When I say a less capable, entry level body I am not comparing a Yugo to a Porsche, but a Porsche to say a full Formula 1 race car. The difference is in the number of knobs and wheels the user has at their fingertips for instant tweaking, as opposed to going to menu systems on the back panel. You really need to go pick up and look through each of the cameras. Maybe even take an SD card and take some pictures to take back home and see what you like and do not like (the data on the pictures will tell you what camera and lens you used to take it with). You will definitely come to a conclusion as to what you like and what you do not like, based on holding and feeling the camera body as well as looking through the eyepiece. Take some pictures and use the display models in the store. You will learn quickly as to what appeals to you and what does not. Then go from there. You really can not make a bad decision, since they are really all fine cameras. What you think you like now may be completely different than the opinions you come away with.

One item that I think that you should consider first along with the various brands is that of Image Stablization. There are two types of IS - in body and in lens. Canon and Nikon have their Image Stablization in their lenses, so you would need to buy the more expensive lenses to have that capability. Pentax, Sony and Olympia have IS in the body, so that it works on any lens mounted. I will have to say that the lens based system may be a tad better, however you would be hard pressed to tell the difference. Also Image Stablization does help on the longer lenses (telephoto), however in my experience it also helps in the shorter range in low light environments.

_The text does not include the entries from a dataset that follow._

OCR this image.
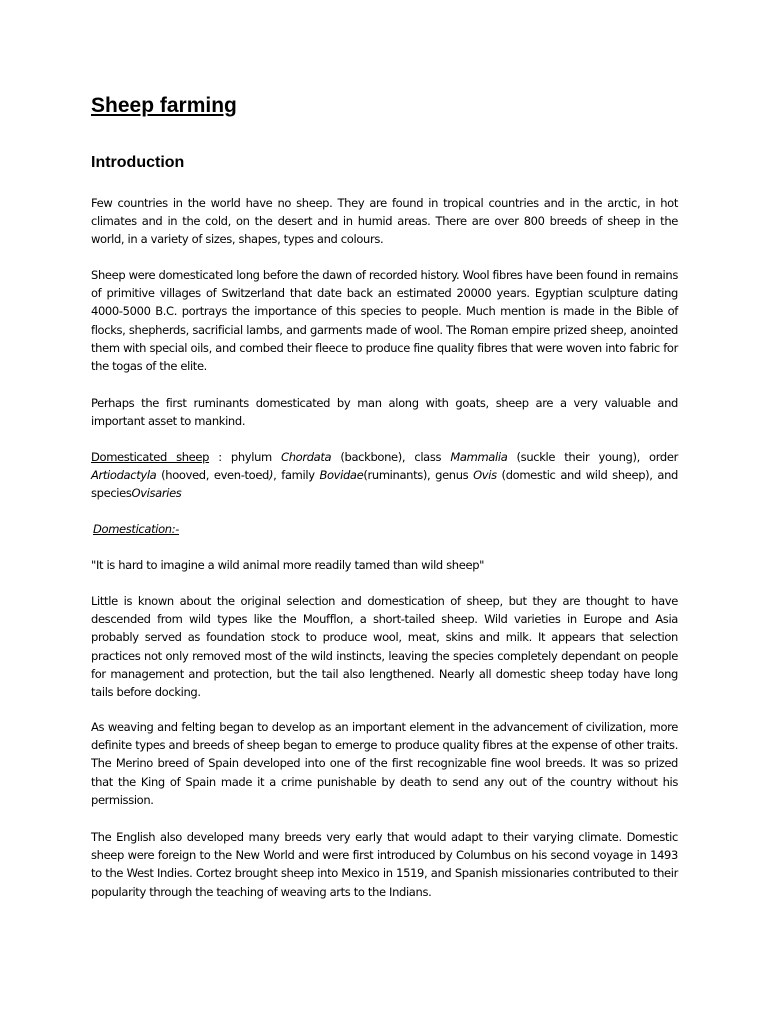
Sheep farming
Introduction

Few countries in the world have no sheep. They are found in tropical countries and in the arctic, in hot climates and in the cold, on the desert and in humid areas. There are over 800 breeds of sheep in the world, in a variety of sizes, shapes, types and colours.

Sheep were domesticated long before the dawn of recorded history. Wool fibres have been found in remains of primitive villages of Switzerland that date back an estimated 20000 years. Egyptian sculpture dating 4000-5000 B.C. portrays the importance of this species to people. Much mention is made in the Bible of flocks, shepherds, sacrificial lambs, and garments made of wool. The Roman empire prized sheep, anointed them with special oils, and combed their fleece to produce fine quality fibres that were woven into fabric for the togas of the elite.

Perhaps the first ruminants domesticated by man along with goats, sheep are a very valuable and important asset to mankind.

Domesticated sheep : phylum Chordata (backbone), class Mammalia (suckle their young), order Artiodactyla (hooved, even-toed), family Bovidae(ruminants), genus Ovis (domestic and wild sheep), and speciesOvisaries

Domestication:-

"It is hard to imagine a wild animal more readily tamed than wild sheep"

Little is known about the original selection and domestication of sheep, but they are thought to have descended from wild types like the Moufflon, a short-tailed sheep. Wild varieties in Europe and Asia probably served as foundation stock to produce wool, meat, skins and milk. It appears that selection practices not only removed most of the wild instincts, leaving the species completely dependant on people for management and protection, but the tail also lengthened. Nearly all domestic sheep today have long tails before docking.

As weaving and felting began to develop as an important element in the advancement of civilization, more definite types and breeds of sheep began to emerge to produce quality fibres at the expense of other traits. The Merino breed of Spain developed into one of the first recognizable fine wool breeds. It was so prized that the King of Spain made it a crime punishable by death to send any out of the country without his permission.

The English also developed many breeds very early that would adapt to their varying climate. Domestic sheep were foreign to the New World and were first introduced by Columbus on his second voyage in 1493 to the West Indies. Cortez brought sheep into Mexico in 1519, and Spanish missionaries contributed to their popularity through the teaching of weaving arts to the Indians.
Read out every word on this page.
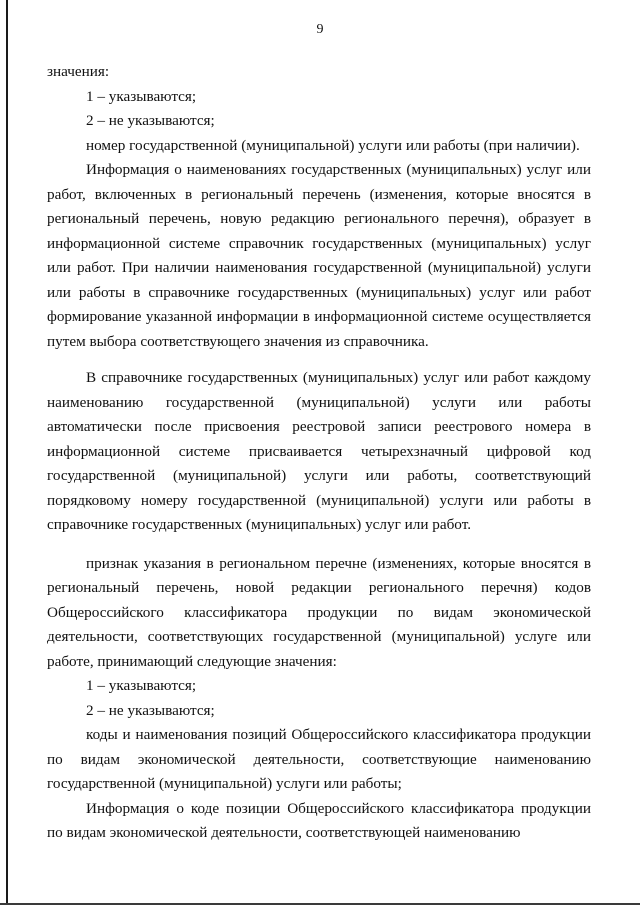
9

значения:

1 – указываются;

2 – не указываются;

номер государственной (муниципальной) услуги или работы (при наличии).

Информация о наименованиях государственных (муниципальных) услуг или работ, включенных в региональный перечень (изменения, которые вносятся в региональный перечень, новую редакцию регионального перечня), образует в информационной системе справочник государственных (муниципальных) услуг или работ. При наличии наименования государственной (муниципальной) услуги или работы в справочнике государственных (муниципальных) услуг или работ формирование указанной информации в информационной системе осуществляется путем выбора соответствующего значения из справочника.

В справочнике государственных (муниципальных) услуг или работ каждому наименованию государственной (муниципальной) услуги или работы автоматически после присвоения реестровой записи реестрового номера в информационной системе присваивается четырехзначный цифровой код государственной (муниципальной) услуги или работы, соответствующий порядковому номеру государственной (муниципальной) услуги или работы в справочнике государственных (муниципальных) услуг или работ.

признак указания в региональном перечне (изменениях, которые вносятся в региональный перечень, новой редакции регионального перечня) кодов Общероссийского классификатора продукции по видам экономической деятельности, соответствующих государственной (муниципальной) услуге или работе, принимающий следующие значения:

1 – указываются;

2 – не указываются;

коды и наименования позиций Общероссийского классификатора продукции по видам экономической деятельности, соответствующие наименованию государственной (муниципальной) услуги или работы;

Информация о коде позиции Общероссийского классификатора продукции по видам экономической деятельности, соответствующей наименованию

I am currently packing for a trip starting tomorrow. Traveling with a camera and lenses - If your going to be doing a lot of this, then taking a lot of lenses can be a problem. I would guess that in time you may wind up with at least 3 lenses 1) a wide angle 12mm to 24; 2) the kit range 18mm to 50 or 70mm; and 3) 50 or 70 to 200mm or 300mm. Also, you might want to do some thinking on your lighting situation. If you plan on using a flash (more equipment to carry), you can go with slower lenses (f3.5 to f4). On the other hand if you want to work with available light, then you should perhaps consider starting out with a couple of faster lenses (f2.8). If you do not know, start out with the kit set of lenses and go from there, since they are an excellent base from which to learn.

Just some suggestions - and by all means - enjoy!